In order to appeal the verdict, Mr. Trump had to secure a “surety,” a legal agreement, not a money transfer, from a company that will assure New York’s court system that it will cover the judgment against Mr. Trump should he lose his appeal and not pay.
Defense attorneys first asked the state’s intermediate appeals court to reduce the bond from more than $464 million to $100 million. Their request was denied by a single judge. As the deadline to post the massive judgment neared, the defense asked the appeals court again, this time to excuse Mr. Trump from securing the bond entirely. Writing that Mr. Trump had undertaken “diligent efforts” to secure a bond and negotiated with “one of the largest insurance companies in the world,” the attorneys said that “‘obtaining an appeal bond in the full amount of the Judgment is not possible under the circumstances presented.’”
An insurance broker, Gary Giulietti, who testified for Mr. Trump during the two-and-half-months long fraud trial, said in a sworn statement that “a bond of this size is rarely, if ever, seen.” Including the interest, the judgment against Mr. Trump’s reached over half a billion dollars. Judgments of this size usually go only to huge public companies, Mr. Giulietti continued. The Trump Organization is a relatively small, private company that was targeted by Ms. James, an elected Democrat who campaigned on a pledge to go after Mr. Trump.
In a major victory for Mr. Trump last week, a panel of five appellate court judges reduced the bond for the awarded $464-plus million judgment to $175 million. And as the Sun reported, Mr. Trump secured the bond on Monday, underwritten by Knight Specialty Insurance.
Don Hankey has a net worth of $7.4 billion, according to Forbes.
Mr. Hankey told The New York Times that his “motivation was business, not politics.” He said, “I would have done this for Donald Trump. I would have done it for a Democrat.”
The Hankey Group runs eight companies, one of them being Knight Insurance Group. According to the article, “Mr. Hankey earned a reputation as a provider of risky and lucrative loans” to car owners with poor credit.
But Ms. James claims that his company, which has never posted a similar bond before, failed to provide the documents typically included, such as power of attorney for the bond provider, a financial statement from the company and a certificate of qualification from the Department of Financial Services.

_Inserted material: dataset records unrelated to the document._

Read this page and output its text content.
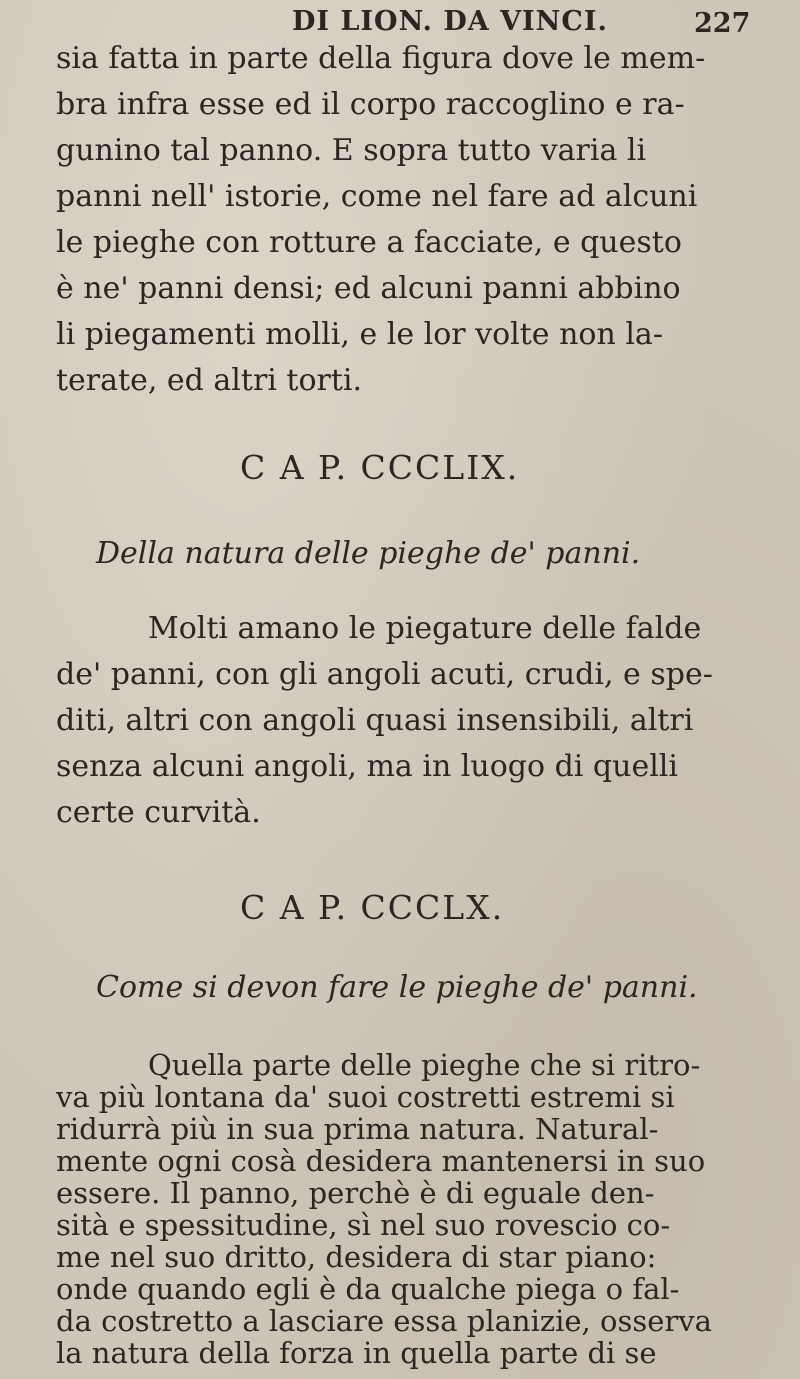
DI LION. DA VINCI.	227
sia fatta in parte della figura dove le mem-
bra infra esse ed il corpo raccoglino e ra-
gunino tal panno. E sopra tutto varia li
panni nell' istorie, come nel fare ad alcuni
le pieghe con rotture a facciate, e questo
è ne' panni densi; ed alcuni panni abbino
li piegamenti molli, e le lor volte non la-
terate, ed altri torti.
C A P. CCCLIX.
Della natura delle pieghe de' panni.
Molti amano le piegature delle falde
de' panni, con gli angoli acuti, crudi, e spe-
diti, altri con angoli quasi insensibili, altri
senza alcuni angoli, ma in luogo di quelli
certe curvità.
C A P. CCCLX.
Come si devon fare le pieghe de' panni.
Quella parte delle pieghe che si ritro-
va più lontana da' suoi costretti estremi si
ridurrà più in sua prima natura. Natural-
mente ogni cosà desidera mantenersi in suo
essere. Il panno, perchè è di eguale den-
sità e spessitudine, sì nel suo rovescio co-
me nel suo dritto, desidera di star piano:
onde quando egli è da qualche piega o fal-
da costretto a lasciare essa planizie, osserva
la natura della forza in quella parte di se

According to Ms. James, this discrepancy raises concerns that the company won’t be able to meet its obligations, should Mr. Trump lose his appeal and not pay.
If the company fails to “file a motion to justify the surety within ten days of this notice,” Ms. James wrote, “the Bond shall be without effect, except that the surety shall remain liable on the Bond until a new undertaking is given and allowed.”
“In all the years I’ve been doing this,” an attorney, Bruce H. Lederman, told CBS News. “You always have to have a certificate from the Department of Financial Services saying that you’re licensed to issue a surety bond.”
A defense attorney for Mr. Trump, Christopher M. Kise, called Ms. James’s filing “another witch hunt” and accused her office of “hiding out in silence.”
Her case, Mr. Kise said in a statement on Thursday, is “a baseless and vindictive political crusade,” and her complaint an effort “to stir up some equally baseless public quarrel in a desperate effort to regain relevance.”
Judge Engoron has scheduled a tentative hearing for April 22.